Die Verdrängung alles Alkoholischen hat dazu geführt, vermeintlich unschuldigere Getränke in den Vordergrund zu rücken. Prominentestes Beispiel ist die Johannisbeerschorle, ohne die eine Feierabendzusammenkunft nicht mehr denkbar ist. Auch Damenrunden, die zum Zwecke der Leibesertüchtigung mit Skistöcken durch die schneefreien Einfamilienhaussiedlungen unseres Landes ziehen, bestellen Johannisbeerschorle, wenn sie’s mal so richtig krachen lassen wollen.

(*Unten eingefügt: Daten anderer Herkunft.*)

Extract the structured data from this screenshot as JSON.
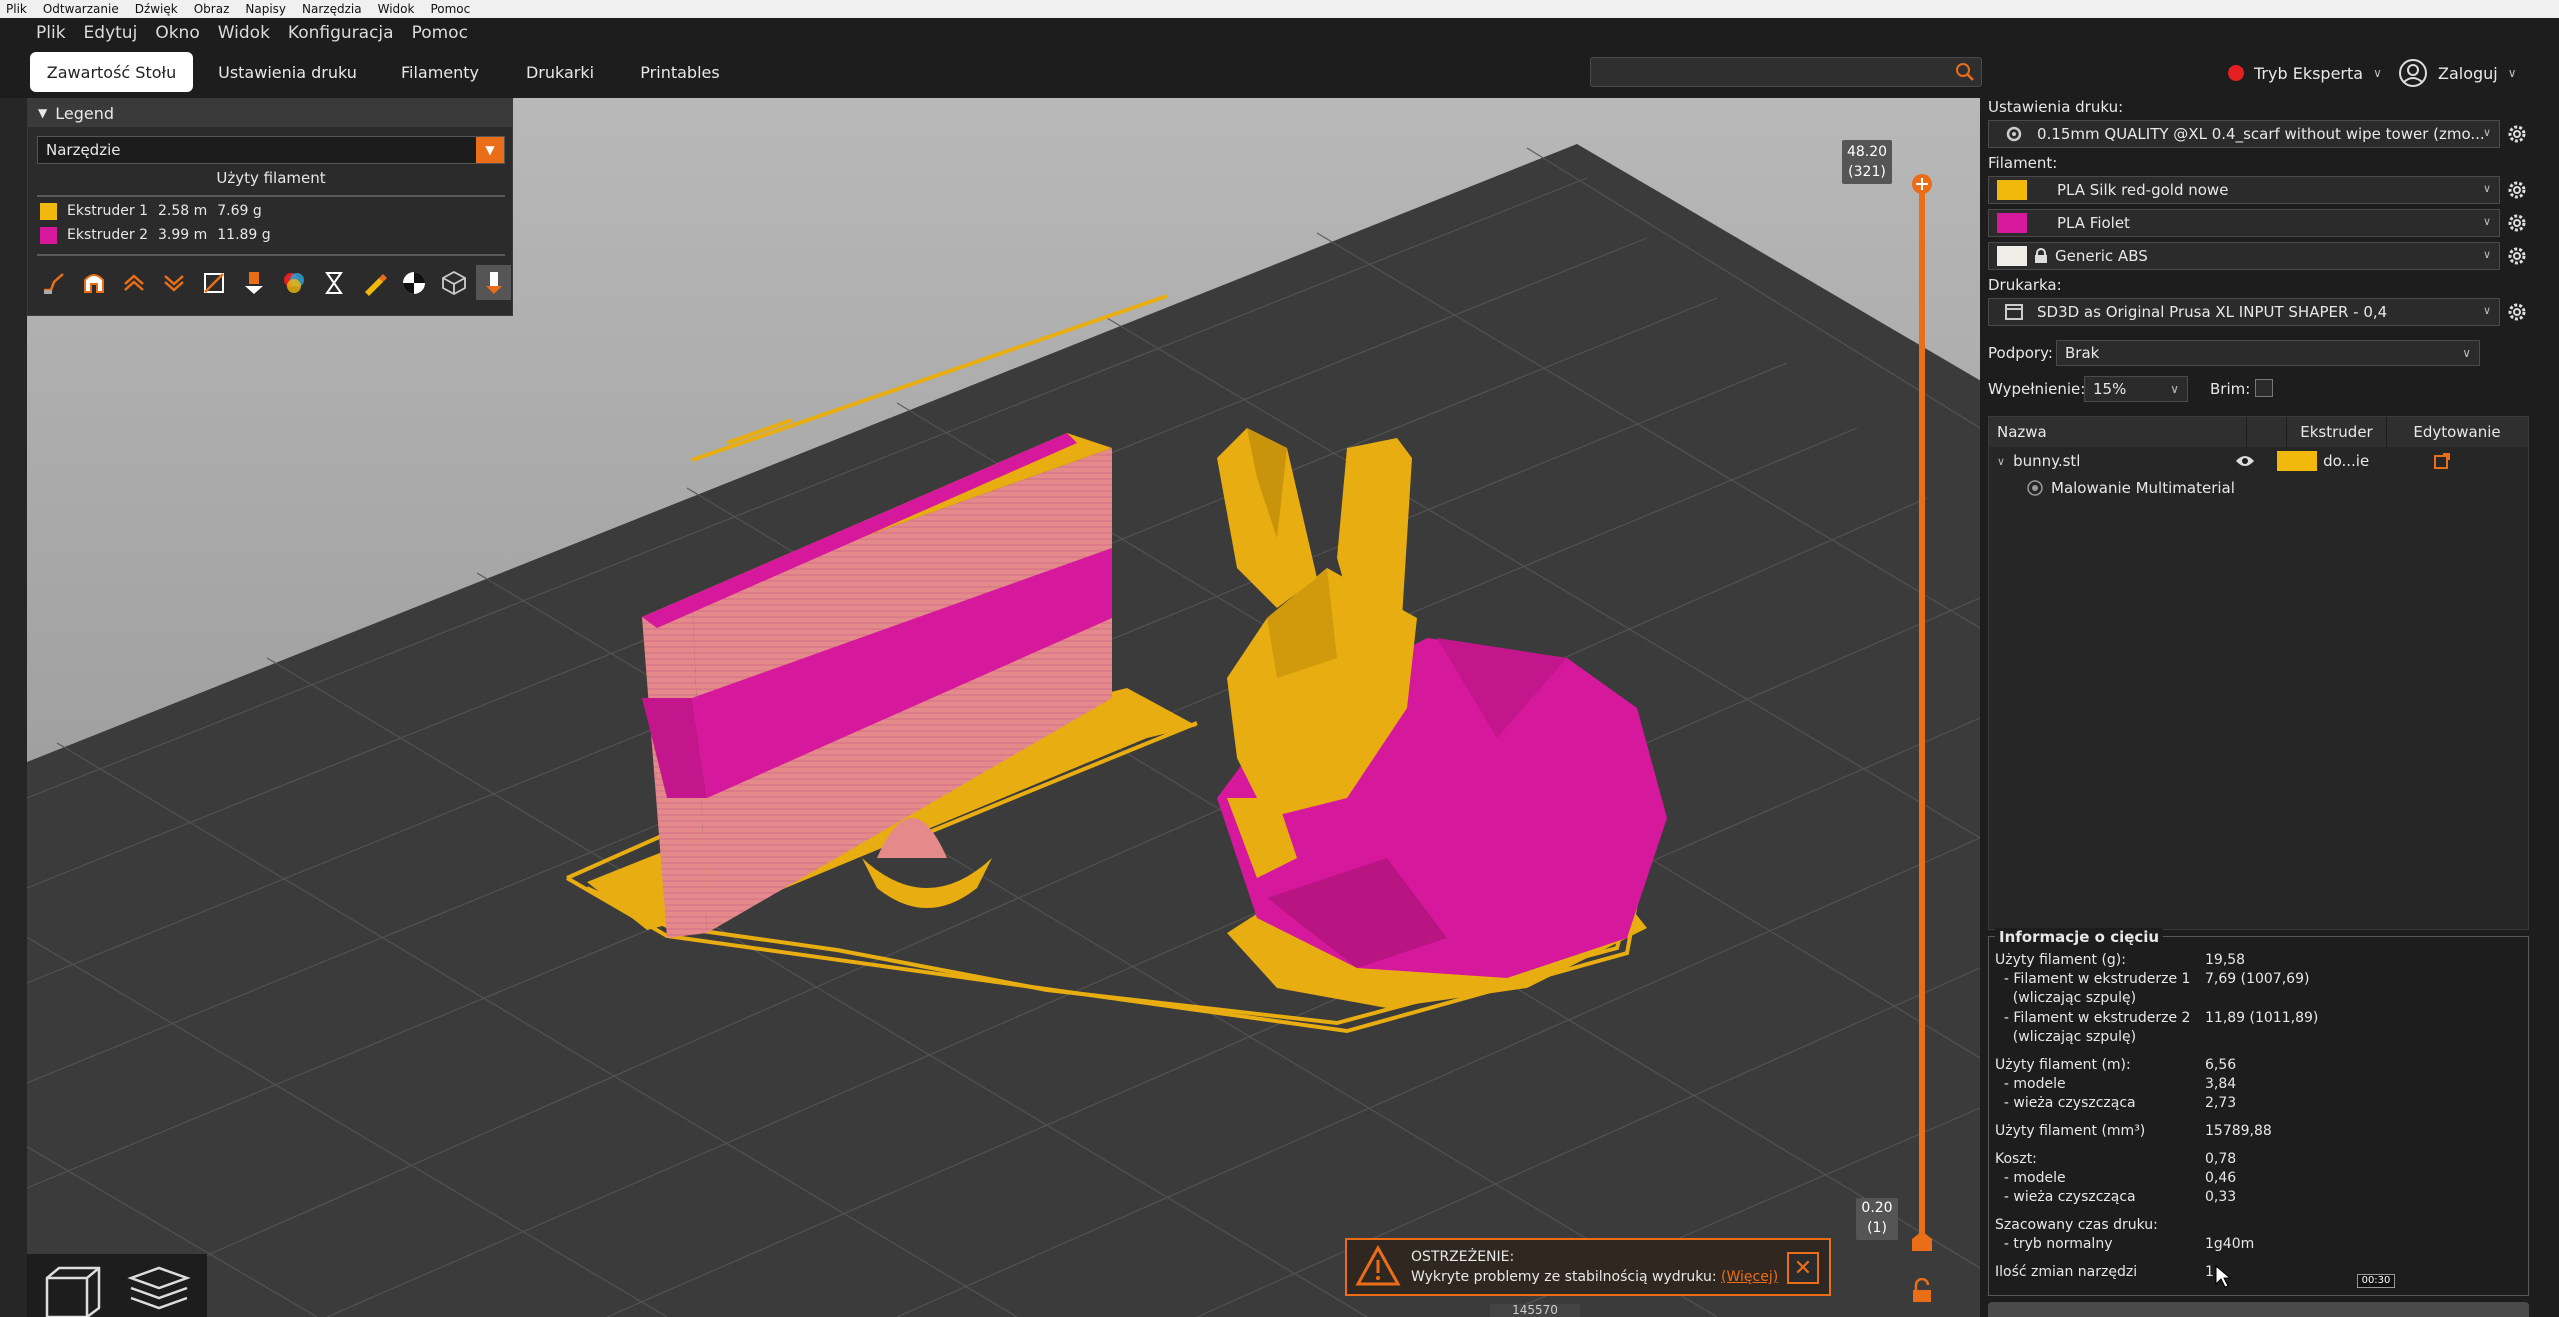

Warum ausgerechnet Johannisbeere das Getränk der Stunde ist, bleibt rätselhaft. Denn als Obst ist sie ähnlich ungenießbar wie Vogelbeere und flüssig nur mit reichlich Zucker trinkbar. Der reine Saft eignet sich – ähnlich dem Terpentin – nur zur Entfernung von Lackresten. Ob eine solche Substanz den gesellschaftlichen Zusammenhalt stärken kann, wie weiland das Feierabendbier, glauben wir jedenfalls nicht. (nyf )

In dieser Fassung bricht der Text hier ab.